Aivaras Abromavičius’ resignation as economy minister earlier this month suggests that a coalition in Ukraine between reformers and members of the old guard is breaking down.
The Lithuanian-born investment banker quit before accusing supporters of both President Petro Poroshenko and Prime Minister Arseniy Yatseniuk of meddling in the running of state-owned companies and attempting to block anti-corruption efforts.
He told the Financial Times that a technocratic administration was now the best hope of making good on the promises of Ukraine’s 2014 revolution that ousted Viktor Yanukovich and his cronies.
Limited success
Leonid Bershidsky writes at Bloomberg View that Abromavičius did have some success.
He cut the number of superfluous licenses, introduced electronic, competitive procurement, inventoried state enterprises and started replacing their managers with professionals from the private sector.
But Abromavičius could only go so far. When an ally of the president’s “recommended” he appoint a deputy minister, even though there was no vacancy, the reformer had enough and stepped down.
“My team and I have no desire to be a smokescreen for open corruption or puppets for those who want to restore old-style control over government finances,” he said.
Coalition
In Bershidsky’s view, reformist ministers like Abromavičius have been the public faces of a little-changed corrupt system in which Poroshenko, a former confectionery tycoon, and Yatseniuk have divided up control of government revenue streams between them.
That may be a little unfair.
Joerg Forbrig, a transatlantic fellow for Central and Eastern Europe at the German Marshall Fund, argues at Politico that Ukraine could only make progress in the last two years because modernizers did not insist on uprooting the entire political system.
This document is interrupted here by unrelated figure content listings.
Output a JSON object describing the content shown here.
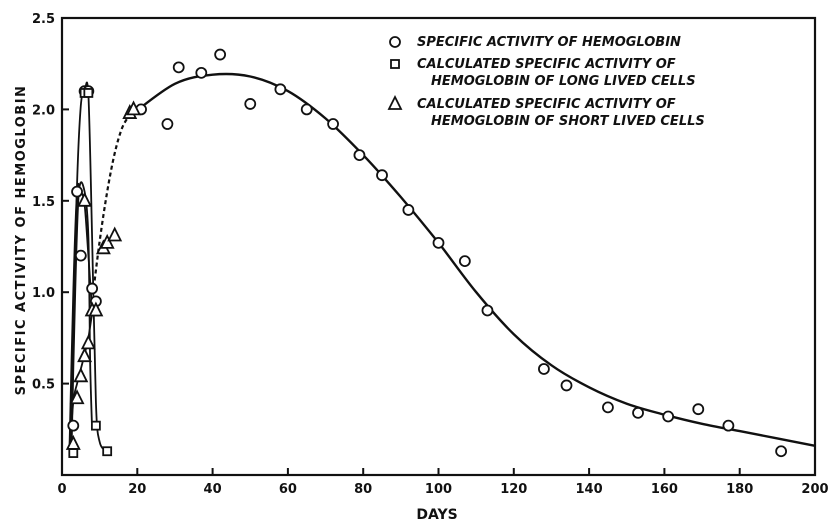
{
  "chart_data": {
    "type": "scatter",
    "title": "",
    "xlabel": "DAYS",
    "ylabel": "SPECIFIC ACTIVITY OF HEMOGLOBIN",
    "xlim": [
      0,
      200
    ],
    "ylim": [
      0,
      2.5
    ],
    "x_ticks": [
      0,
      20,
      40,
      60,
      80,
      100,
      120,
      140,
      160,
      180,
      200
    ],
    "x_tick_labels": [
      "0",
      "20",
      "40",
      "60",
      "80",
      "100",
      "120",
      "140",
      "160",
      "180",
      "200"
    ],
    "y_ticks": [
      0.5,
      1.0,
      1.5,
      2.0,
      2.5
    ],
    "y_tick_labels": [
      "0.5",
      "1.0",
      "1.5",
      "2.0",
      "2.5"
    ],
    "grid": false,
    "legend_position": "top-right",
    "legend": [
      {
        "marker": "circle",
        "lines": [
          "SPECIFIC ACTIVITY OF HEMOGLOBIN"
        ]
      },
      {
        "marker": "square",
        "lines": [
          "CALCULATED SPECIFIC ACTIVITY OF",
          "HEMOGLOBIN OF LONG LIVED CELLS"
        ]
      },
      {
        "marker": "triangle",
        "lines": [
          "CALCULATED SPECIFIC ACTIVITY OF",
          "HEMOGLOBIN OF SHORT LIVED CELLS"
        ]
      }
    ],
    "series": [
      {
        "marker": "circle",
        "points": [
          [
            3,
            0.27
          ],
          [
            4,
            1.55
          ],
          [
            5,
            1.2
          ],
          [
            6,
            2.1
          ],
          [
            7,
            2.1
          ],
          [
            8,
            1.02
          ],
          [
            9,
            0.95
          ],
          [
            21,
            2.0
          ],
          [
            28,
            1.92
          ],
          [
            31,
            2.23
          ],
          [
            37,
            2.2
          ],
          [
            42,
            2.3
          ],
          [
            50,
            2.03
          ],
          [
            58,
            2.11
          ],
          [
            65,
            2.0
          ],
          [
            72,
            1.92
          ],
          [
            79,
            1.75
          ],
          [
            85,
            1.64
          ],
          [
            92,
            1.45
          ],
          [
            100,
            1.27
          ],
          [
            107,
            1.17
          ],
          [
            113,
            0.9
          ],
          [
            128,
            0.58
          ],
          [
            134,
            0.49
          ],
          [
            145,
            0.37
          ],
          [
            153,
            0.34
          ],
          [
            161,
            0.32
          ],
          [
            169,
            0.36
          ],
          [
            177,
            0.27
          ],
          [
            191,
            0.13
          ]
        ],
        "fit_curve": [
          [
            19,
            1.98
          ],
          [
            30,
            2.14
          ],
          [
            40,
            2.19
          ],
          [
            50,
            2.18
          ],
          [
            60,
            2.1
          ],
          [
            70,
            1.95
          ],
          [
            80,
            1.75
          ],
          [
            90,
            1.52
          ],
          [
            100,
            1.27
          ],
          [
            110,
            1.0
          ],
          [
            120,
            0.77
          ],
          [
            130,
            0.6
          ],
          [
            140,
            0.48
          ],
          [
            150,
            0.39
          ],
          [
            160,
            0.33
          ],
          [
            170,
            0.28
          ],
          [
            180,
            0.24
          ],
          [
            190,
            0.2
          ],
          [
            200,
            0.16
          ]
        ],
        "dashed_curve": [
          [
            8,
            0.95
          ],
          [
            10,
            1.28
          ],
          [
            12,
            1.55
          ],
          [
            14,
            1.76
          ],
          [
            16,
            1.9
          ],
          [
            18,
            1.97
          ]
        ]
      },
      {
        "marker": "square",
        "points": [
          [
            3,
            0.12
          ],
          [
            6,
            2.09
          ],
          [
            7,
            2.09
          ],
          [
            9,
            0.27
          ],
          [
            12,
            0.13
          ]
        ],
        "curves": [
          [
            [
              2,
              0.12
            ],
            [
              3,
              0.8
            ],
            [
              4,
              1.6
            ],
            [
              5,
              2.02
            ],
            [
              6,
              2.1
            ],
            [
              7,
              2.08
            ],
            [
              8,
              1.3
            ],
            [
              9,
              0.4
            ],
            [
              10,
              0.18
            ],
            [
              12,
              0.13
            ]
          ],
          [
            [
              2.5,
              0.1
            ],
            [
              3.5,
              1.0
            ],
            [
              4.5,
              1.55
            ],
            [
              6,
              1.55
            ],
            [
              7,
              1.3
            ],
            [
              7.5,
              0.6
            ],
            [
              8,
              0.25
            ]
          ]
        ]
      },
      {
        "marker": "triangle",
        "points": [
          [
            3,
            0.17
          ],
          [
            4,
            0.42
          ],
          [
            5,
            0.54
          ],
          [
            6,
            0.65
          ],
          [
            7,
            0.72
          ],
          [
            8,
            0.9
          ],
          [
            9,
            0.9
          ],
          [
            11,
            1.24
          ],
          [
            12,
            1.27
          ],
          [
            14,
            1.31
          ],
          [
            18,
            1.98
          ],
          [
            19,
            2.0
          ],
          [
            6,
            1.5
          ]
        ],
        "curves": [
          [
            [
              2,
              0.12
            ],
            [
              3,
              0.4
            ],
            [
              4,
              0.5
            ],
            [
              5,
              0.58
            ],
            [
              6,
              0.66
            ],
            [
              7,
              0.75
            ],
            [
              8,
              0.88
            ],
            [
              9,
              0.95
            ]
          ],
          [
            [
              2,
              0.15
            ],
            [
              3,
              1.0
            ],
            [
              4,
              1.55
            ],
            [
              5,
              1.55
            ],
            [
              6,
              1.48
            ],
            [
              7,
              1.2
            ],
            [
              8,
              0.9
            ]
          ]
        ]
      }
    ]
  }
}
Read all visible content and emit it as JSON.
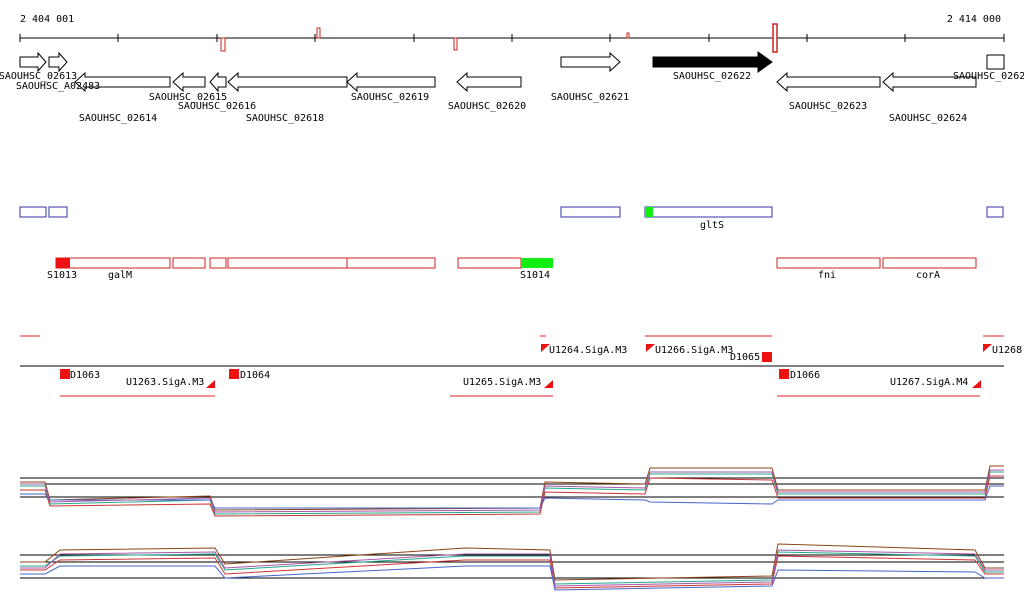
{
  "ruler": {
    "start": "2 404 001",
    "end": "2 414 000"
  },
  "genes": [
    "SAOUHSC_02613",
    "SAOUHSC_A02483",
    "SAOUHSC_02614",
    "SAOUHSC_02615",
    "SAOUHSC_02616",
    "SAOUHSC_02618",
    "SAOUHSC_02619",
    "SAOUHSC_02620",
    "SAOUHSC_02621",
    "SAOUHSC_02622",
    "SAOUHSC_02623",
    "SAOUHSC_02624",
    "SAOUHSC_0262"
  ],
  "annotations": [
    "gltS",
    "S1013",
    "galM",
    "S1014",
    "fni",
    "corA"
  ],
  "transcripts": [
    "D1063",
    "U1263.SigA.M3",
    "D1064",
    "U1264.SigA.M3",
    "U1265.SigA.M3",
    "U1266.SigA.M3",
    "D1065",
    "D1066",
    "U1267.SigA.M4",
    "U1268"
  ]
}
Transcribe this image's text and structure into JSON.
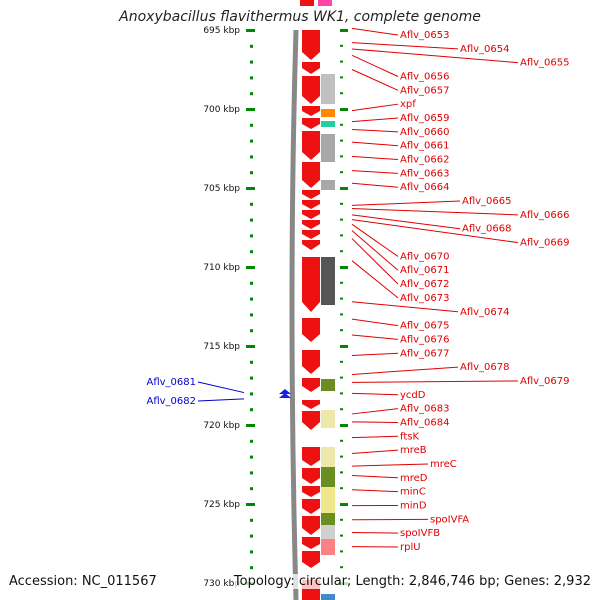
{
  "title": "Anoxybacillus flavithermus WK1, complete genome",
  "footer": {
    "accession": "Accession: NC_011567",
    "topology": "Topology: circular; Length: 2,846,746 bp; Genes: 2,932"
  },
  "colors": {
    "gene_fwd": "#ee1111",
    "label_red": "#e00000",
    "label_blue": "#0000cc",
    "tick_green": "#008800",
    "backbone": "#888888"
  },
  "ruler": [
    {
      "label": "695 kbp",
      "kbp": 695
    },
    {
      "label": "700 kbp",
      "kbp": 700
    },
    {
      "label": "705 kbp",
      "kbp": 705
    },
    {
      "label": "710 kbp",
      "kbp": 710
    },
    {
      "label": "715 kbp",
      "kbp": 715
    },
    {
      "label": "720 kbp",
      "kbp": 720
    },
    {
      "label": "725 kbp",
      "kbp": 725
    },
    {
      "label": "730 kbp",
      "kbp": 730
    }
  ],
  "genes_right": [
    {
      "label": "Aflv_0653",
      "kbp": 694.9
    },
    {
      "label": "Aflv_0654",
      "kbp": 695.8
    },
    {
      "label": "Aflv_0655",
      "kbp": 696.2
    },
    {
      "label": "Aflv_0656",
      "kbp": 696.6
    },
    {
      "label": "Aflv_0657",
      "kbp": 697.5
    },
    {
      "label": "xpf",
      "kbp": 700.1
    },
    {
      "label": "Aflv_0659",
      "kbp": 700.8
    },
    {
      "label": "Aflv_0660",
      "kbp": 701.3
    },
    {
      "label": "Aflv_0661",
      "kbp": 702.1
    },
    {
      "label": "Aflv_0662",
      "kbp": 703.0
    },
    {
      "label": "Aflv_0663",
      "kbp": 703.9
    },
    {
      "label": "Aflv_0664",
      "kbp": 704.7
    },
    {
      "label": "Aflv_0665",
      "kbp": 706.1
    },
    {
      "label": "Aflv_0666",
      "kbp": 706.3
    },
    {
      "label": "Aflv_0668",
      "kbp": 706.7
    },
    {
      "label": "Aflv_0669",
      "kbp": 707.0
    },
    {
      "label": "Aflv_0670",
      "kbp": 707.3
    },
    {
      "label": "Aflv_0671",
      "kbp": 707.7
    },
    {
      "label": "Aflv_0672",
      "kbp": 708.2
    },
    {
      "label": "Aflv_0673",
      "kbp": 709.6
    },
    {
      "label": "Aflv_0674",
      "kbp": 712.2
    },
    {
      "label": "Aflv_0675",
      "kbp": 713.3
    },
    {
      "label": "Aflv_0676",
      "kbp": 714.3
    },
    {
      "label": "Aflv_0677",
      "kbp": 715.6
    },
    {
      "label": "Aflv_0678",
      "kbp": 716.8
    },
    {
      "label": "Aflv_0679",
      "kbp": 717.3
    },
    {
      "label": "ycdD",
      "kbp": 718.0
    },
    {
      "label": "Aflv_0683",
      "kbp": 719.3
    },
    {
      "label": "Aflv_0684",
      "kbp": 719.8
    },
    {
      "label": "ftsK",
      "kbp": 720.8
    },
    {
      "label": "mreB",
      "kbp": 721.8
    },
    {
      "label": "mreC",
      "kbp": 722.6
    },
    {
      "label": "mreD",
      "kbp": 723.2
    },
    {
      "label": "minC",
      "kbp": 724.1
    },
    {
      "label": "minD",
      "kbp": 725.1
    },
    {
      "label": "spoIVFA",
      "kbp": 726.0
    },
    {
      "label": "spoIVFB",
      "kbp": 726.8
    },
    {
      "label": "rplU",
      "kbp": 727.7
    }
  ],
  "genes_left": [
    {
      "label": "Aflv_0681",
      "kbp": 718.2
    },
    {
      "label": "Aflv_0682",
      "kbp": 718.6
    }
  ]
}
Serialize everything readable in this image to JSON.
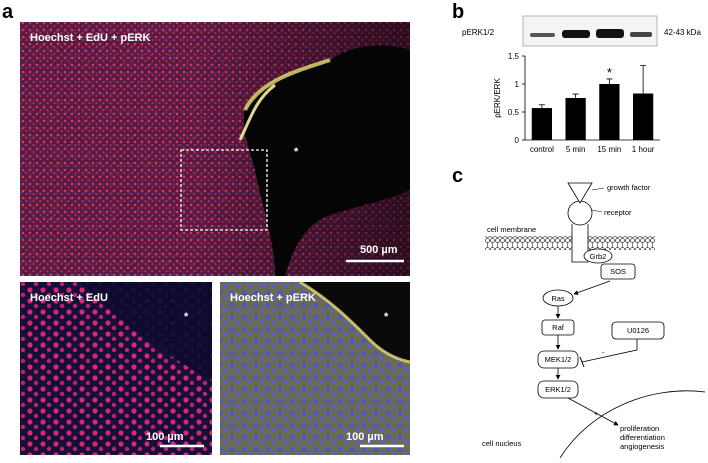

Ukraine’s economic reconstruction, he writes — at a time when the country needed to simultaneously fend off a Russian-backed insurrection in its southeastern Donbas region — “was made possible by a broadest-possible coalition of pro-European forces, which placed a minority of reformers, civic leaders and committed democrats alongside a majority of old political hands that clung to their influence and vested interests.”
The latter grudgingly agreed to some changes, mostly those called for as a condition for financial aid or visa liberalization by Western partners. But the former mostly hit a wall when it came to pursuing structural reforms geared toward fixing Ukraine’s deeply corrupt political economy.
Stability
Ukraine specialist Alexander J. Motyl has similarly argued at World Affairs Journal that both the economy and the political system are stabilizing.
Under assault from their former Soviet master Russia, Ukrainians have developed a stronger sense of nationhood that ever before. The far left and the far right are weak. Poroshenko and Yatseniuk may be unpopular, but “virtually no one wants to replace them with radicals or bring back Yanukovich.”
“True, many, perhaps most, elites are corrupt,” Motyl admits, “but corruption isn’t instability.”
Forbrig is less sanguine. “Reformers are exhausted and feeling desperate in the face of the seeming futility of their efforts,” he writes. Abromavičius’ resignation could be a sign that the coalition is coming apart at the seams.